You can control almost everything, and if you can’t technically control it you’ll do everything in your power to try. You work constantly to make sure every single situation, interaction and social gathering is exactly the way you planned it out in your head. When anything is out of your control even in the slightest, if it strays mildly from the way you planned it, you panic. So, when you fall in love when your mind and your heart falls quickly without any promise of a stable landing your first instinct is to panic.
For your entire life, you’ve been able to control every situation you find yourself in. You’ve planned it out in your head and ran through the scenario a thousand times so nothing could possibly surprise you. Falling in love, however, is unpredictable. Your feelings consume you, and no matter how tightly you attempt to grip the situation, to neutralize your emotions, all efforts fail. You can’t control it. This wasn’t written down in your agenda, you didn’t plan to meet the love of your life at this moment and to be honest, it’s kind of messing with all of the plans you had made.

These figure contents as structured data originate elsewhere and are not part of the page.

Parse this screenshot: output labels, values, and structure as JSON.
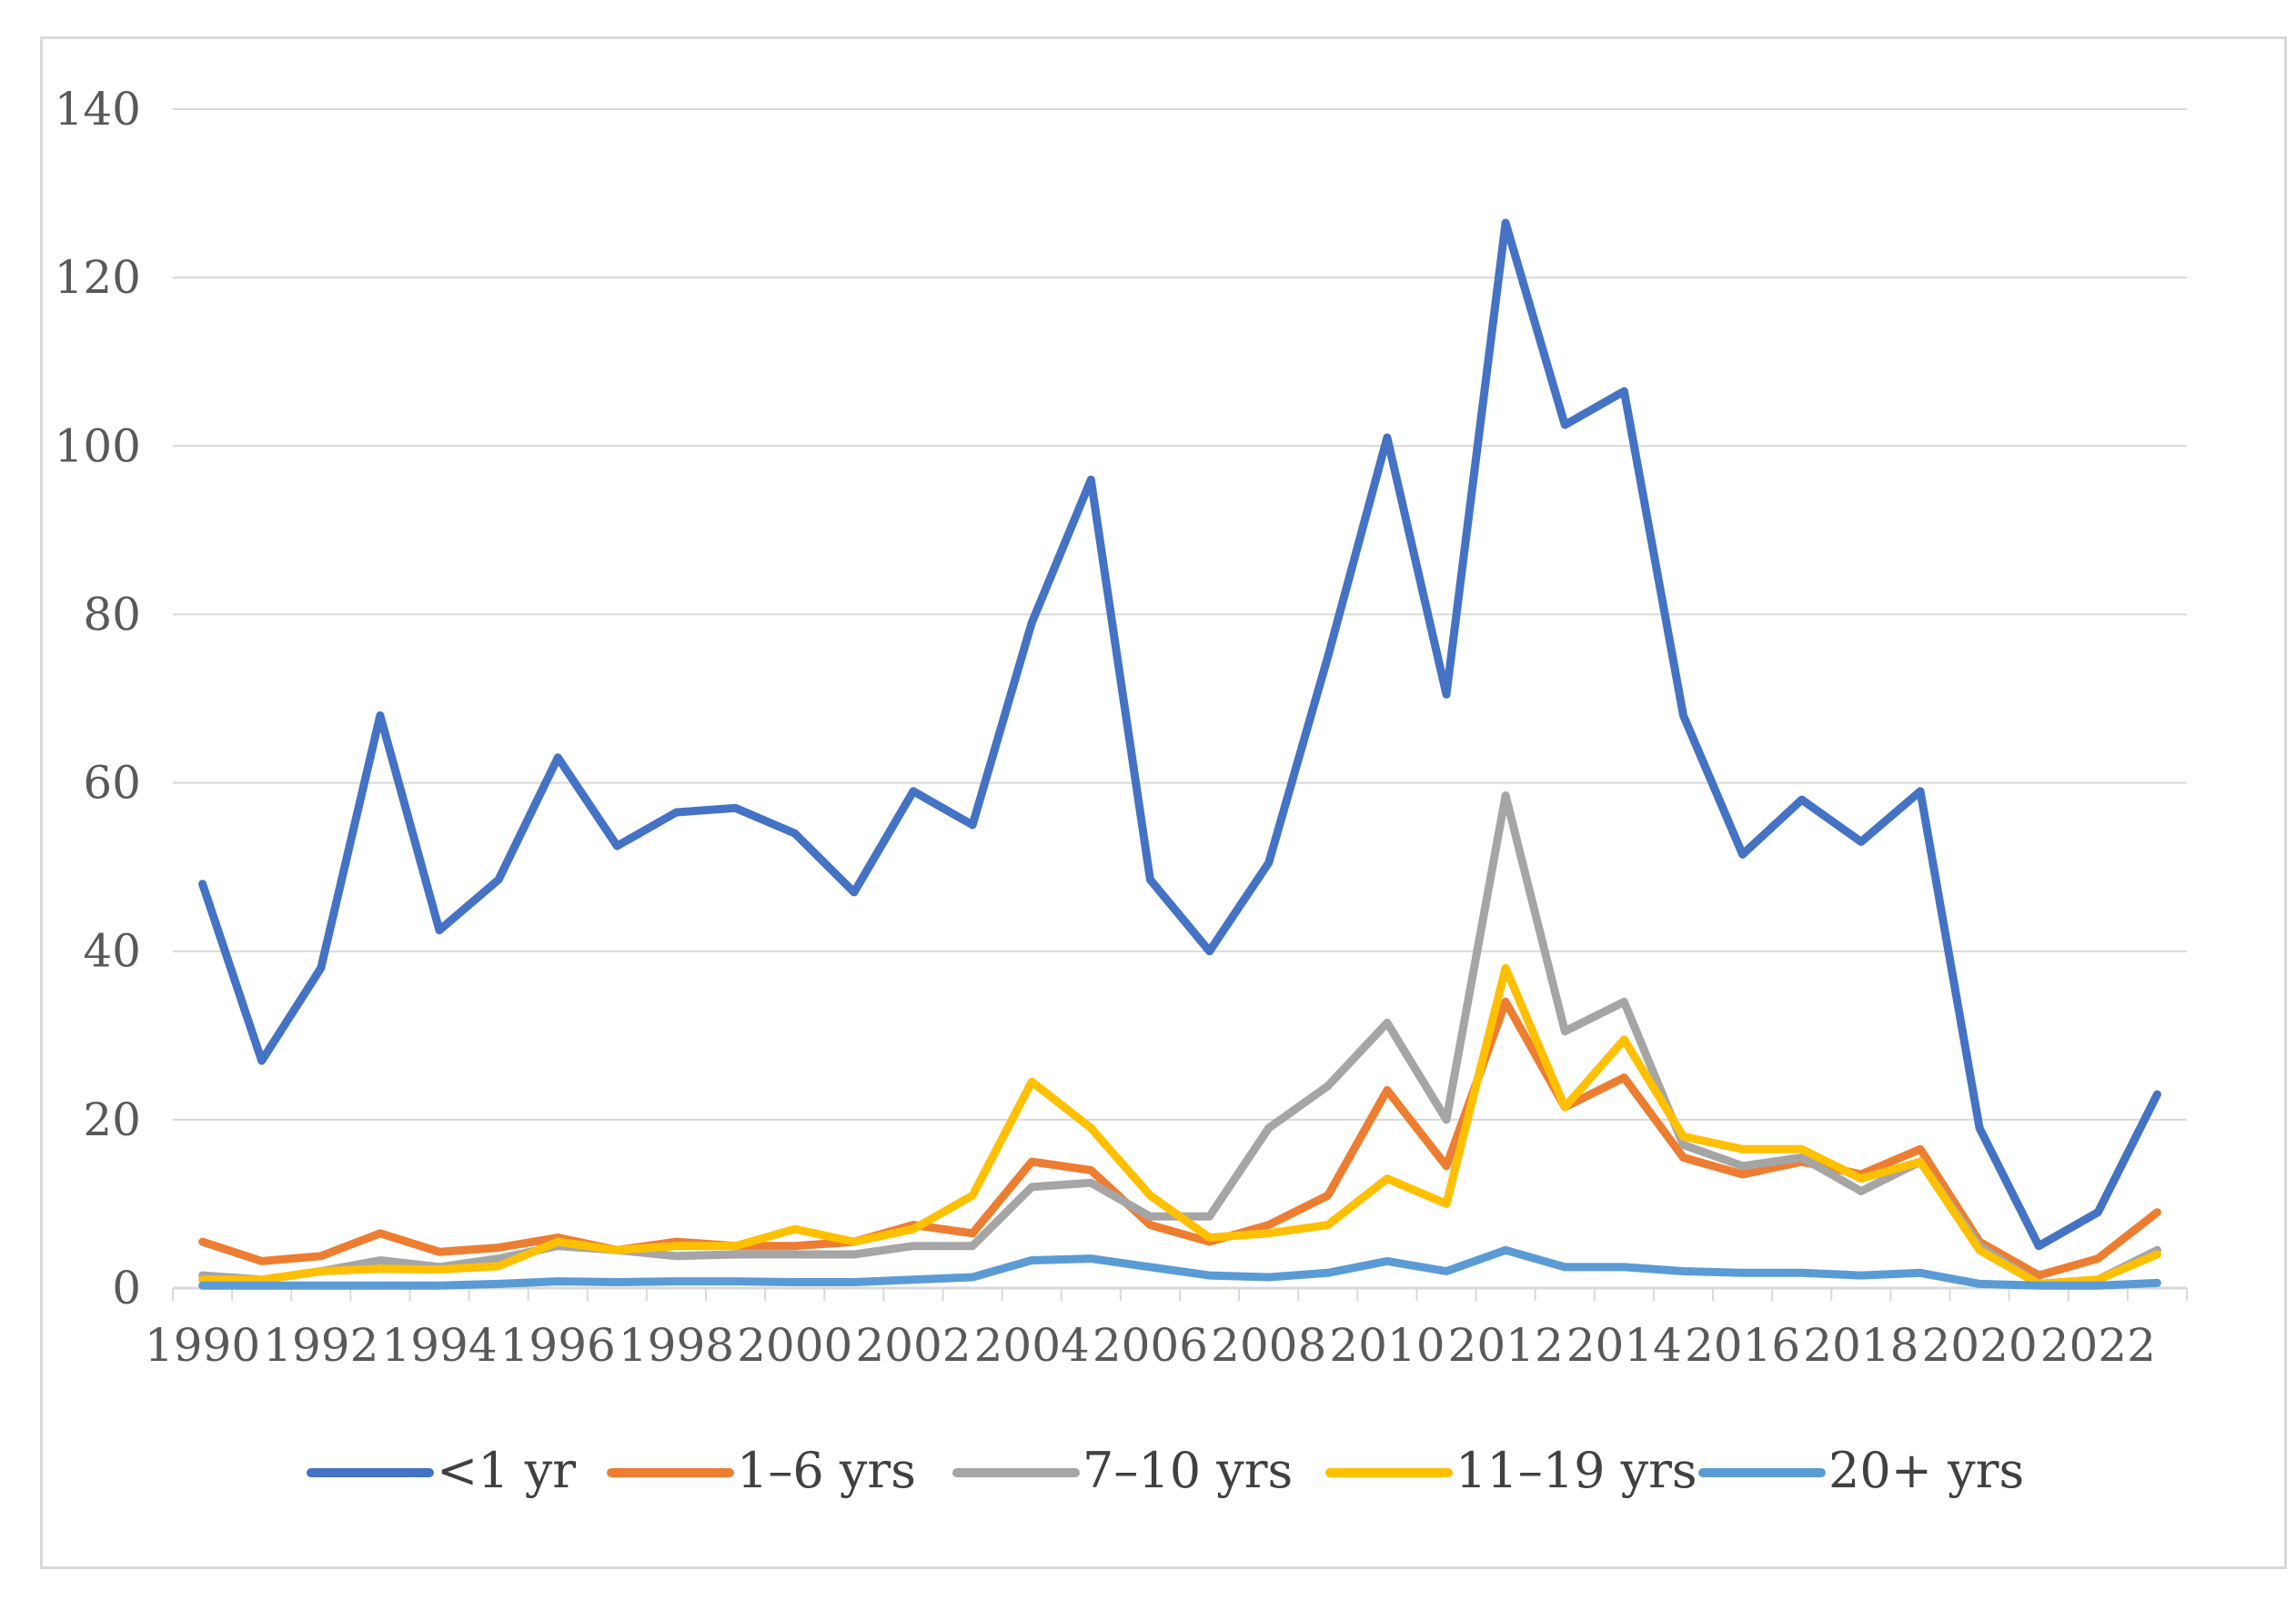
{
  "chart_data": {
    "type": "line",
    "title": "",
    "xlabel": "",
    "ylabel": "",
    "ylim": [
      0,
      140
    ],
    "yticks": [
      0,
      20,
      40,
      60,
      80,
      100,
      120,
      140
    ],
    "grid": true,
    "legend_position": "bottom",
    "x": [
      1990,
      1991,
      1992,
      1993,
      1994,
      1995,
      1996,
      1997,
      1998,
      1999,
      2000,
      2001,
      2002,
      2003,
      2004,
      2005,
      2006,
      2007,
      2008,
      2009,
      2010,
      2011,
      2012,
      2013,
      2014,
      2015,
      2016,
      2017,
      2018,
      2019,
      2020,
      2021,
      2022,
      2023
    ],
    "x_tick_labels": [
      "1990",
      "1992",
      "1994",
      "1996",
      "1998",
      "2000",
      "2002",
      "2004",
      "2006",
      "2008",
      "2010",
      "2012",
      "2014",
      "2016",
      "2018",
      "2020",
      "2022"
    ],
    "series": [
      {
        "name": "<1 yr",
        "color": "#4472c4",
        "values": [
          48,
          27,
          38,
          68,
          42.5,
          48.5,
          63,
          52.5,
          56.5,
          57,
          54,
          47,
          59,
          55,
          79,
          96,
          48.5,
          40,
          50.5,
          75,
          101,
          70.5,
          126.5,
          102.5,
          106.5,
          68,
          51.5,
          58,
          53,
          59,
          19,
          5,
          9,
          23
        ]
      },
      {
        "name": "1–6 yrs",
        "color": "#ed7d31",
        "values": [
          5.5,
          3.2,
          3.8,
          6.5,
          4.3,
          4.8,
          6,
          4.5,
          5.5,
          5,
          5,
          5.5,
          7.5,
          6.5,
          15,
          14,
          7.5,
          5.5,
          7.5,
          11,
          23.5,
          14.5,
          34,
          21.5,
          25,
          15.5,
          13.5,
          15,
          13.5,
          16.5,
          5.5,
          1.5,
          3.5,
          9
        ]
      },
      {
        "name": "7–10 yrs",
        "color": "#a5a5a5",
        "values": [
          1.5,
          1,
          2,
          3.3,
          2.5,
          3.5,
          5,
          4.5,
          3.8,
          4,
          4,
          4,
          5,
          5,
          12,
          12.5,
          8.5,
          8.5,
          19,
          24,
          31.5,
          20,
          58.5,
          30.5,
          34,
          17,
          14.5,
          15.5,
          11.5,
          15,
          5,
          0.5,
          1,
          4.5
        ]
      },
      {
        "name": "11–19 yrs",
        "color": "#ffc000",
        "values": [
          1,
          1,
          2,
          2.3,
          2.2,
          2.6,
          5.5,
          4.5,
          5,
          5,
          7,
          5.5,
          7,
          11,
          24.5,
          19,
          11,
          6,
          6.5,
          7.5,
          13,
          10,
          38,
          21.5,
          29.5,
          18,
          16.5,
          16.5,
          13,
          15,
          4.5,
          0.5,
          1,
          4
        ]
      },
      {
        "name": "20+ yrs",
        "color": "#5b9bd5",
        "values": [
          0.3,
          0.3,
          0.3,
          0.3,
          0.3,
          0.5,
          0.8,
          0.7,
          0.8,
          0.8,
          0.7,
          0.7,
          1,
          1.3,
          3.3,
          3.5,
          2.5,
          1.5,
          1.3,
          1.8,
          3.2,
          2,
          4.5,
          2.5,
          2.5,
          2,
          1.8,
          1.8,
          1.5,
          1.8,
          0.5,
          0.3,
          0.3,
          0.6
        ]
      }
    ]
  }
}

You’ve probably thought it over and over again; when you’re 24 you’ll start dating someone seriously, by 26 or so you’ll be engaged, by 27 you’ll be married, and kids are the one thing you leave a little wiggle room on. Or, you chose to write off a relationship all together to avoid the lack of control. Now, you’re 20 years old in your second year of college and someone you met in your computer science class or at a party that you almost didn’t attend completely ripped you out of your element. Suddenly, you're completely consumed by this person and for a moment you start to loosen your grip.
Things are looking up for you in a way that you weren’t expecting. You’re happier than you’ve ever been and the promises that this new love offers makes you feel like a new person. Then you have your first fight and the opportunity to ruin everything is right in front of you. Now, anyone “normal” wouldn’t even consider the option to give up the best thing in their life, but the idea seems pretty enticing to you. Why? Because finally, for the first time you have some control.

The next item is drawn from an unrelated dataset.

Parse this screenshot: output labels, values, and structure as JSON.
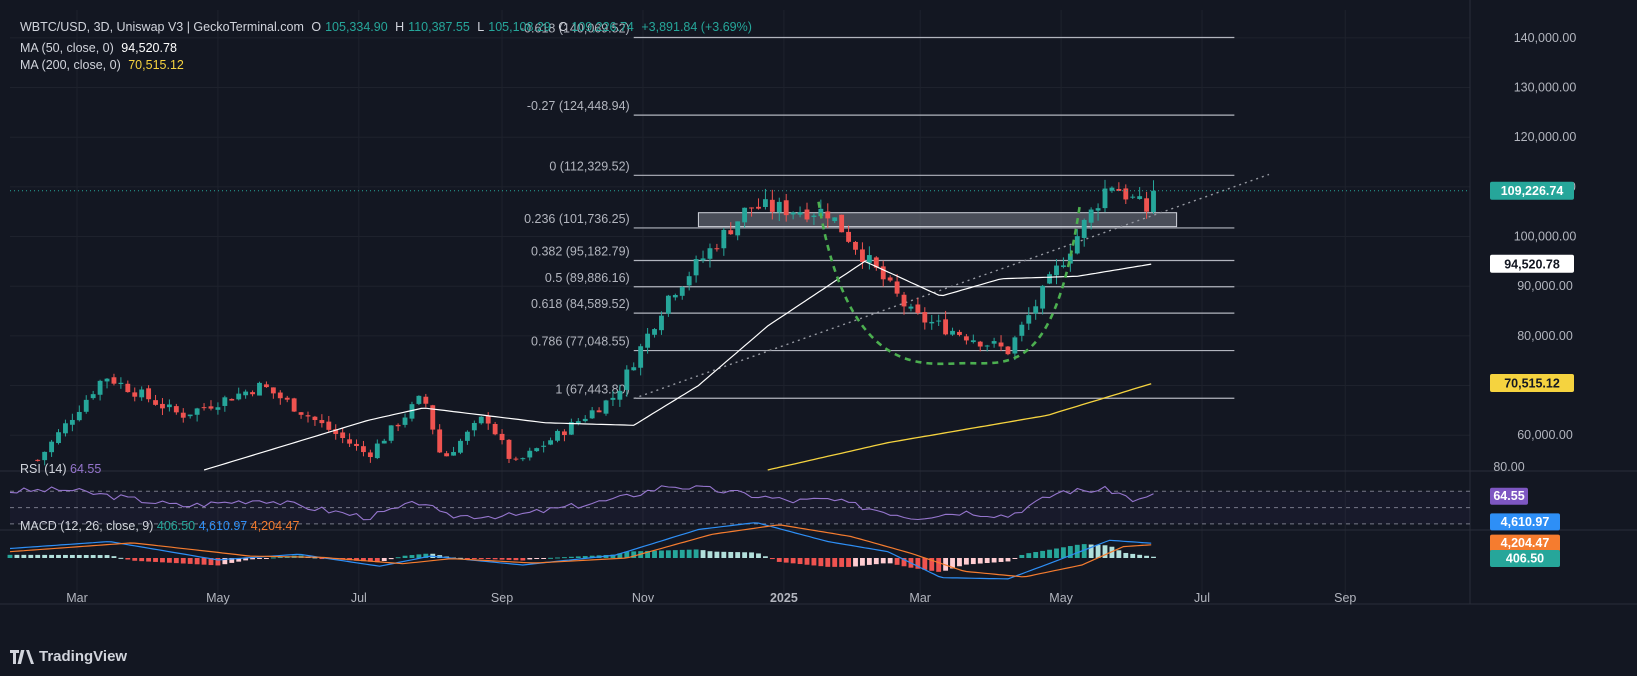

The hardest part about being in love isn’t just that you can’t control it, it’s that the only thing you can control is whether or not you walk away or even more commonly, whether or not you push them away. So you do just that, you push them away because it’s the only solid grip you have on this phenomenon because you have a chance to find the rhythm you once had. And no one seems to understand it, why you push them away, and for a while, you don’t even realize you’re doing it.
For a while, you find an excuse as to why you did it. If they really cared they would’ve fought for you, you had every reason to react the way you did in that particular situation, it just wasn’t meant to be. But not long after, a lump begins to manifest in the base of your throat. You miss them, but you’ve already micromanaged the situation right into the ground. Sure, you can apologize, but what happens if they say no? You can’t plan for all of the potential scenarios when it comes to forgiveness, to human connection, so that option is out the window. What do you do? You wait for the lump to pass and you move on. But what if you can’t? What if they’re it for you?

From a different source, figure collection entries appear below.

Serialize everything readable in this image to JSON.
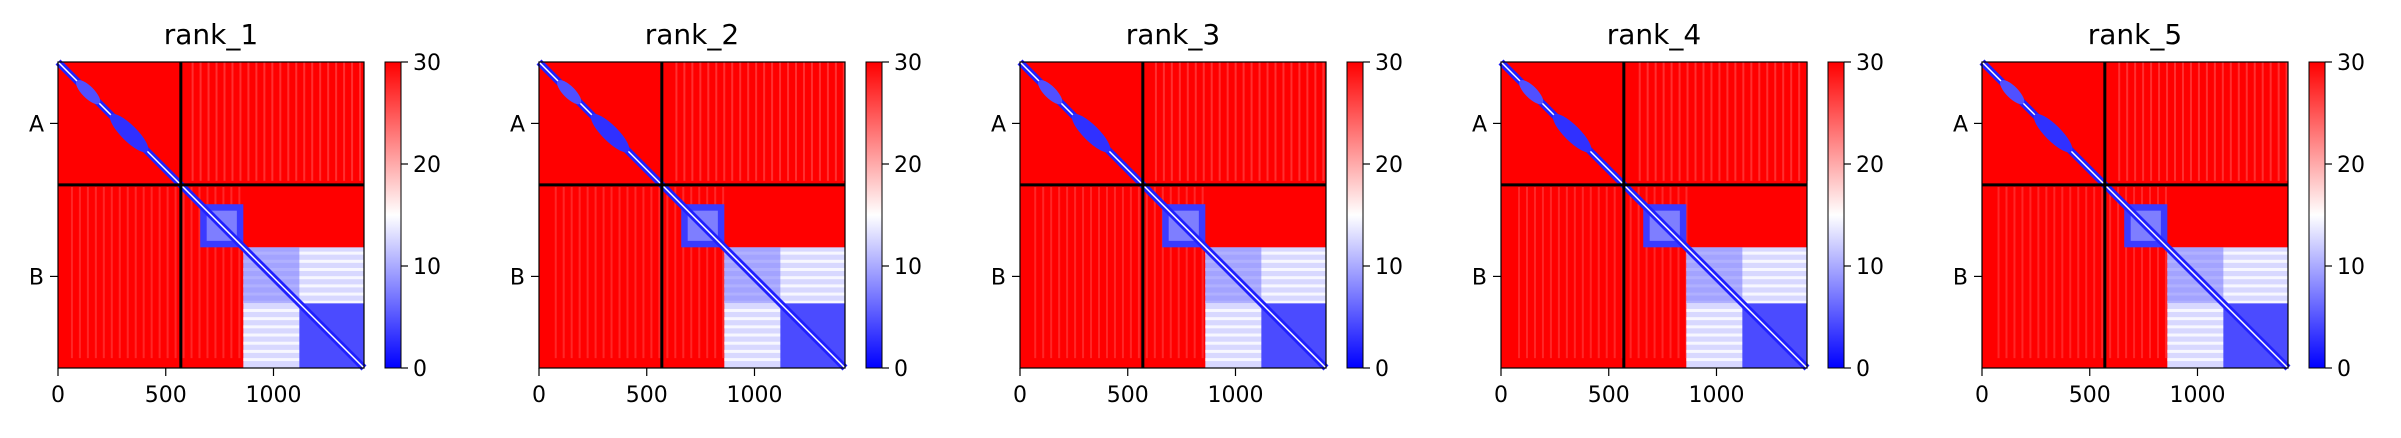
{
  "chart_data": [
    {
      "type": "heatmap",
      "title": "rank_1",
      "ylabels": [
        "A",
        "B"
      ],
      "chain_boundary": 570,
      "extent": [
        0,
        1420
      ],
      "xticks": [
        0,
        500,
        1000
      ],
      "colorbar": {
        "range": [
          0,
          30
        ],
        "ticks": [
          0,
          10,
          20,
          30
        ],
        "colors": [
          "#0000ff",
          "#ffffff",
          "#ff0000"
        ]
      }
    },
    {
      "type": "heatmap",
      "title": "rank_2",
      "ylabels": [
        "A",
        "B"
      ],
      "chain_boundary": 570,
      "extent": [
        0,
        1420
      ],
      "xticks": [
        0,
        500,
        1000
      ],
      "colorbar": {
        "range": [
          0,
          30
        ],
        "ticks": [
          0,
          10,
          20,
          30
        ],
        "colors": [
          "#0000ff",
          "#ffffff",
          "#ff0000"
        ]
      }
    },
    {
      "type": "heatmap",
      "title": "rank_3",
      "ylabels": [
        "A",
        "B"
      ],
      "chain_boundary": 570,
      "extent": [
        0,
        1420
      ],
      "xticks": [
        0,
        500,
        1000
      ],
      "colorbar": {
        "range": [
          0,
          30
        ],
        "ticks": [
          0,
          10,
          20,
          30
        ],
        "colors": [
          "#0000ff",
          "#ffffff",
          "#ff0000"
        ]
      }
    },
    {
      "type": "heatmap",
      "title": "rank_4",
      "ylabels": [
        "A",
        "B"
      ],
      "chain_boundary": 570,
      "extent": [
        0,
        1420
      ],
      "xticks": [
        0,
        500,
        1000
      ],
      "colorbar": {
        "range": [
          0,
          30
        ],
        "ticks": [
          0,
          10,
          20,
          30
        ],
        "colors": [
          "#0000ff",
          "#ffffff",
          "#ff0000"
        ]
      }
    },
    {
      "type": "heatmap",
      "title": "rank_5",
      "ylabels": [
        "A",
        "B"
      ],
      "chain_boundary": 570,
      "extent": [
        0,
        1420
      ],
      "xticks": [
        0,
        500,
        1000
      ],
      "colorbar": {
        "range": [
          0,
          30
        ],
        "ticks": [
          0,
          10,
          20,
          30
        ],
        "colors": [
          "#0000ff",
          "#ffffff",
          "#ff0000"
        ]
      }
    }
  ]
}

You can’t control everything, especially in love. When you finally come to terms with that fact, things become clearer but they don’t come easier. You can apologize and hope for the best, but their forgiveness in that moment is half the battle. There will be other fights, other moments to sabotage for the sake of strangling the situation, but you have to fight that urge.
You have to accept that you can’t control every situation, you can’t control love and you shouldn’t try. There will always be aspects of your life that you can control, things you can plan until your brain turns to mush but love is not one of them, and though it may seem impossible to accept the lack of control, it gets easier with time. Eventually, you won’t want to start fights, you won’t overanalyze every situation, and you won’t try to plan everything out. You’ll still want to control things, that’s just who you are, but your desire to control this uncontrollable thing will begin to fade.